I love this particular soup because it so easy to make and always tastes fabulous. Decided to make some for the weekend as I had a hock in the freezer, had some celery and some yellow split peas and a bag of lovely multi coloured heritage carrots. Even the last of a bunch of parsley so I was all set. I wanted something already made when we got home Sunday night without the faff of cooking a roast or whatever.
Best laid plans! I am currently much taken with heritage carrots - they come in shades from translucent pale to almost black, with many tinges of orange through purple in between. Some are scarlet or golden but all of them are beautiful. And I am a sucker for beautiful food. They come in numerous varieties from a time before commercial farming for supermarkets and large scale agriculture. They also taste great, particularly when roasted.
So I started the soup, chopped all the bits, added them to my giant stockpan and set the flame to high till it all came to a simmer. What I hadn't realised was that the beautiful dark as midnight purple carrots, peeled and chopped, would not make a lovely contrast to the yellow split peas which was my plan. They would rather leach their colour as well as their sweetness into the liquid, turning the whole lot a rather interesting shade of mud. Not an appetising shade, either.
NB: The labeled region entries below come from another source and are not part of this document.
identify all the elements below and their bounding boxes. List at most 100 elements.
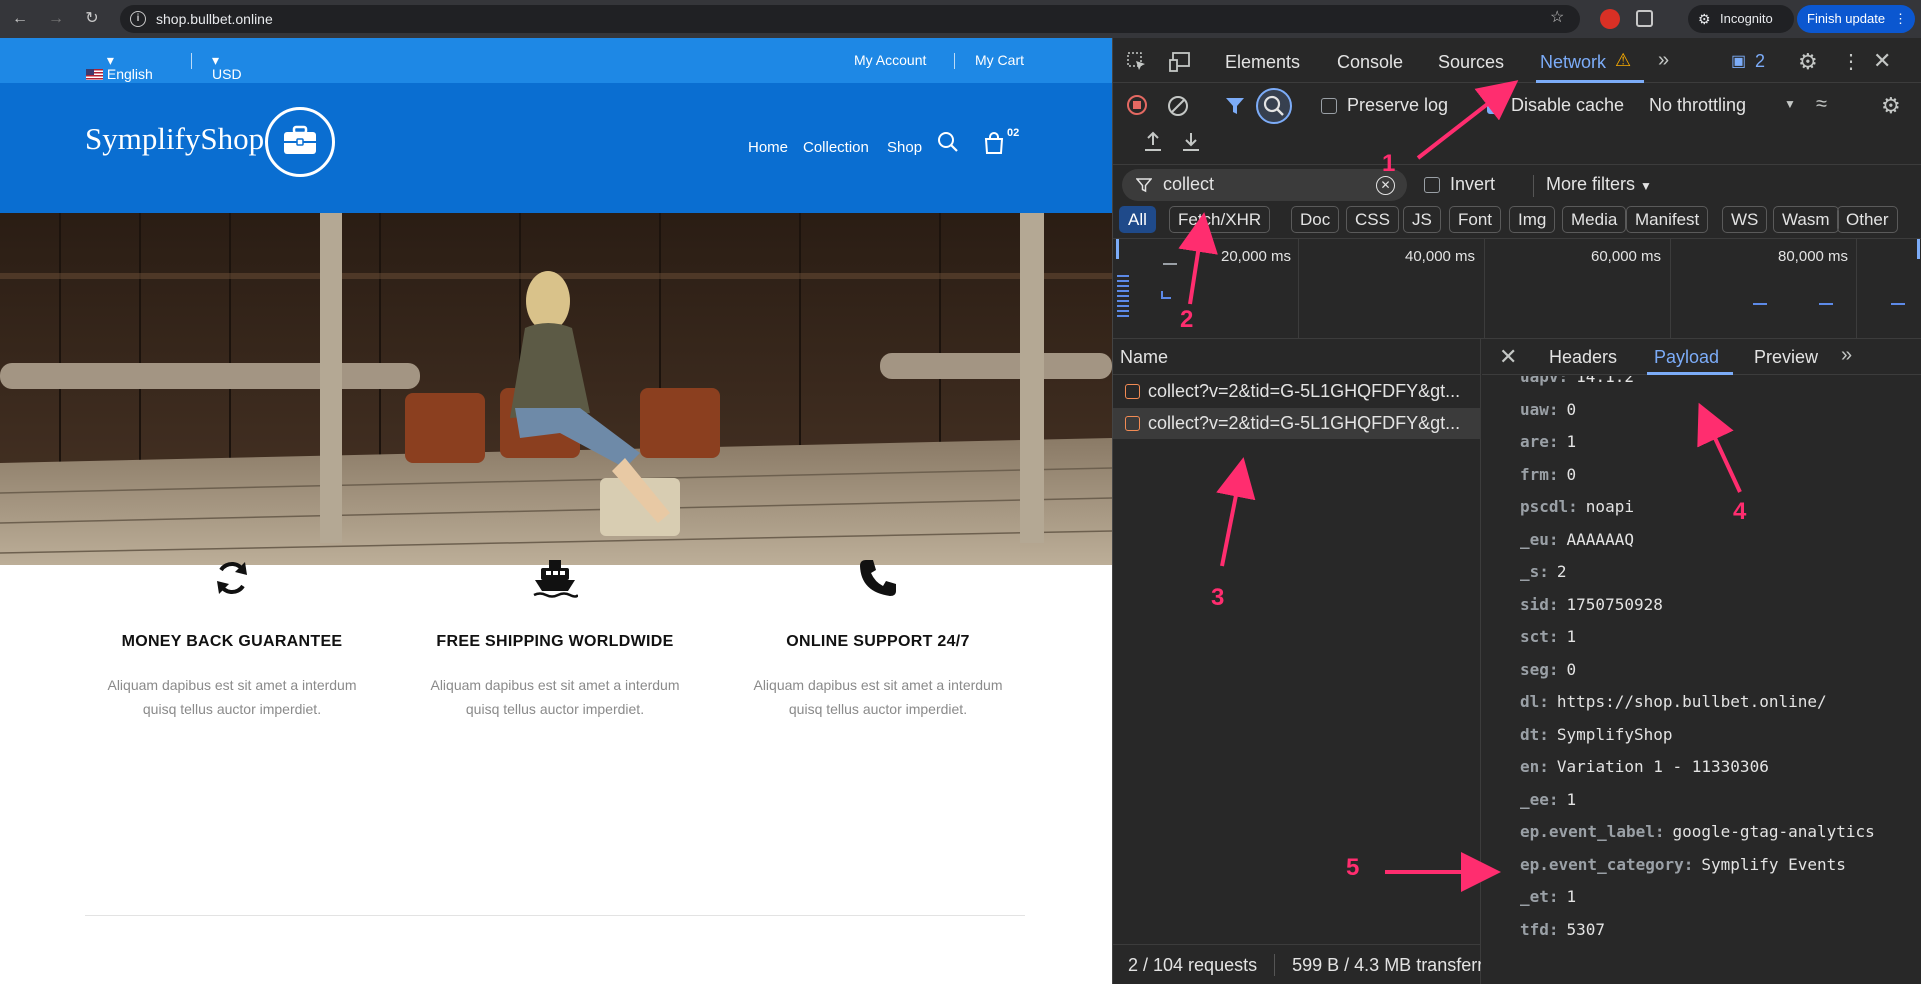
tab-sources[interactable]: Sources	[1438, 52, 1504, 73]
settings-gear-icon[interactable]: ⚙	[1798, 49, 1818, 75]
more-tabs-icon[interactable]: »	[1841, 344, 1852, 367]
type-filter-fetch-xhr[interactable]: Fetch/XHR	[1169, 206, 1271, 233]
timeline-bar	[1163, 263, 1177, 265]
tab-payload[interactable]: Payload	[1654, 347, 1719, 368]
my-account-link[interactable]: My Account	[854, 52, 926, 68]
shopping-bag-icon[interactable]	[982, 131, 1006, 155]
type-filter-all[interactable]: All	[1119, 206, 1156, 233]
tab-headers[interactable]: Headers	[1549, 347, 1617, 368]
nav-shop[interactable]: Shop	[887, 139, 922, 156]
forward-icon[interactable]: →	[46, 9, 66, 29]
payload-row[interactable]: uapv: 14.1.2	[1520, 376, 1634, 386]
type-filter-wasm[interactable]: Wasm	[1773, 206, 1839, 233]
briefcase-logo-icon[interactable]	[265, 107, 335, 177]
my-cart-link[interactable]: My Cart	[975, 52, 1024, 68]
device-toolbar-icon[interactable]	[1169, 52, 1193, 72]
record-stop-icon[interactable]	[1127, 95, 1147, 115]
issues-message-icon[interactable]: ▣	[1731, 51, 1746, 71]
timeline-bars	[1117, 275, 1129, 320]
search-network-icon[interactable]	[1256, 88, 1292, 124]
payload-value: https://shop.bullbet.online/	[1556, 692, 1827, 711]
search-icon[interactable]	[937, 131, 959, 153]
tab-elements[interactable]: Elements	[1225, 52, 1300, 73]
type-filter-other[interactable]: Other	[1837, 206, 1898, 233]
filter-icon[interactable]	[1225, 96, 1245, 116]
extension-icon[interactable]	[1600, 9, 1620, 29]
payload-row[interactable]: sid: 1750750928	[1520, 595, 1663, 614]
payload-value: 5307	[1566, 919, 1606, 939]
filter-input[interactable]: collect ✕	[1122, 169, 1407, 201]
network-conditions-icon[interactable]: ≈	[1816, 93, 1827, 116]
network-settings-icon[interactable]: ⚙	[1881, 93, 1901, 119]
payload-key: frm:	[1520, 464, 1559, 484]
request-row-selected[interactable]: collect?v=2&tid=G-5L1GHQFDFY&gt...	[1113, 408, 1481, 439]
payload-row[interactable]: uaw: 0	[1520, 400, 1576, 419]
site-logo-text[interactable]: SymplifyShop	[85, 121, 264, 157]
payload-row[interactable]: _eu: AAAAAAQ	[1520, 530, 1634, 549]
inspect-element-icon[interactable]	[1127, 52, 1147, 72]
site-info-icon[interactable]: i	[130, 11, 146, 27]
payload-row[interactable]: en: Variation 1 - 11330306	[1520, 757, 1769, 776]
timeline-handle-left[interactable]	[1116, 239, 1119, 259]
finish-update-button[interactable]: Finish update ⋮	[1797, 5, 1915, 33]
type-filter-manifest[interactable]: Manifest	[1626, 206, 1709, 233]
close-devtools-icon[interactable]: ✕	[1873, 48, 1891, 74]
type-filter-css[interactable]: CSS	[1346, 206, 1399, 233]
customize-menu-icon[interactable]: ⋮	[1841, 49, 1861, 74]
more-tabs-icon[interactable]: »	[1658, 49, 1669, 72]
currency-selector[interactable]: USD ▾	[212, 52, 242, 82]
incognito-badge[interactable]: ⚙ Incognito	[1688, 5, 1794, 33]
type-filter-doc[interactable]: Doc	[1291, 206, 1340, 233]
payload-key: ep.event_label:	[1520, 822, 1665, 841]
network-timeline[interactable]: 20,000 ms 40,000 ms 60,000 ms 80,000 ms	[1113, 239, 1921, 339]
nav-collection[interactable]: Collection	[803, 139, 869, 156]
payload-row[interactable]: are: 1	[1520, 432, 1576, 451]
request-row[interactable]: collect?v=2&tid=G-5L1GHQFDFY&gt...	[1113, 376, 1481, 407]
timeline-handle-right[interactable]	[1917, 239, 1920, 259]
payload-row[interactable]: ep.event_label: google-gtag-analytics	[1520, 822, 1875, 841]
invert-checkbox[interactable]	[1424, 177, 1440, 193]
type-filter-img[interactable]: Img	[1509, 206, 1556, 233]
tab-network[interactable]: Network	[1540, 52, 1606, 73]
type-filter-js[interactable]: JS	[1403, 206, 1441, 233]
clear-icon[interactable]	[1167, 95, 1189, 117]
extensions-puzzle-icon[interactable]	[1636, 10, 1653, 27]
payload-row[interactable]: sct: 1	[1520, 627, 1576, 646]
type-filter-media[interactable]: Media	[1562, 206, 1627, 233]
payload-row[interactable]: _ee: 1	[1520, 790, 1576, 809]
payload-key: pscdl:	[1520, 497, 1578, 516]
timeline-bar	[1161, 291, 1163, 299]
language-selector[interactable]: English ▾	[86, 52, 153, 82]
payload-value: 1	[1566, 887, 1577, 906]
payload-row[interactable]: tfd: 5307	[1520, 920, 1605, 939]
reload-icon[interactable]: ↻	[82, 9, 102, 29]
tab-preview[interactable]: Preview	[1754, 347, 1818, 368]
payload-row[interactable]: dt: SymplifyShop	[1520, 725, 1673, 744]
back-icon[interactable]: ←	[10, 9, 30, 29]
payload-list[interactable]: uapv: 14.1.2 uaw: 0 are: 1 frm: 0 pscdl: noapi _eu…	[1482, 376, 1921, 984]
type-filter-font[interactable]: Font	[1449, 206, 1502, 233]
import-har-icon[interactable]	[1143, 131, 1163, 153]
issues-count[interactable]: 2	[1755, 51, 1765, 72]
bookmark-star-icon[interactable]: ☆	[1550, 7, 1564, 27]
payload-row[interactable]: _s: 2	[1520, 562, 1567, 581]
throttling-select[interactable]: No throttling	[1649, 95, 1746, 116]
disable-cache-checkbox[interactable]	[1487, 98, 1503, 114]
chevron-down-icon[interactable]: ▼	[1784, 97, 1796, 111]
payload-row[interactable]: ep.event_category: Symplify Events	[1520, 855, 1846, 874]
type-filter-ws[interactable]: WS	[1722, 206, 1768, 233]
tab-console[interactable]: Console	[1337, 52, 1403, 73]
payload-row[interactable]: pscdl: noapi	[1520, 497, 1634, 516]
payload-row[interactable]: frm: 0	[1520, 465, 1576, 484]
payload-row[interactable]: _et: 1	[1520, 887, 1576, 906]
export-har-icon[interactable]	[1181, 131, 1201, 153]
close-detail-icon[interactable]: ✕	[1499, 344, 1517, 370]
clear-filter-icon[interactable]: ✕	[1376, 176, 1395, 195]
name-column-header[interactable]: Name	[1113, 339, 1481, 375]
payload-row[interactable]: dl: https://shop.bullbet.online/	[1520, 692, 1827, 711]
nav-home[interactable]: Home	[748, 139, 788, 156]
payload-row[interactable]: seg: 0	[1520, 660, 1576, 679]
preserve-log-checkbox[interactable]	[1321, 98, 1337, 114]
address-bar[interactable]: i shop.bullbet.online	[120, 5, 1580, 33]
more-filters-button[interactable]: More filters ▼	[1534, 174, 1652, 195]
Fortunately the finished dish smelled gorgeous, and tasted as good as ever. If I eat with my eyes closed I will never know the difference!
Split Pea & Ham Soup
1 ham hock
500g yellow split peas
4 sticks celery, washed and roughly chopped
4 carrots - choose your colour carefully! - peeled and cut into thin rings
2 onions, peeled and quartered and stuck with a couple of cloves
Bouquet garni of bayleaves, celery leaves, parsley and thyme
Peppercorns
Salt
Put everything into a really large pan and cover with at least 2 litres of water, more if the pan will hold it. Bring to a simmer over a high heat and skim the froth from the top as it forms.
Turn the heat down to allow the broth to simmer very gently and let it cook for a couple of hours, till the volume has reduced by about a quarter and the peas have collapsed. Take the pan off the heat.
When the contents have cooled - for me this was overnight - take the hock out. Strip all the meat from the bone, discarding the skin and the fat as you go. This is a wildly messy process, particularly if you've decided to do it in a hurry before you run out the door for work!
Stir the shredded meat back into the soup. Reheat and serve in deep bowls with crusty bread.
Funny thing was, by the time it was cooked, the carrots were a lovely bright orange. It's just the soup that's not! Perhaps all carrots are orange in their soul.
Watching Mad Men on the tele I left it a little longer than is perhaps wise, and we ended up with bowls of deeply comforting pottage closer to stew than soup, but lovely. A good end to the winter.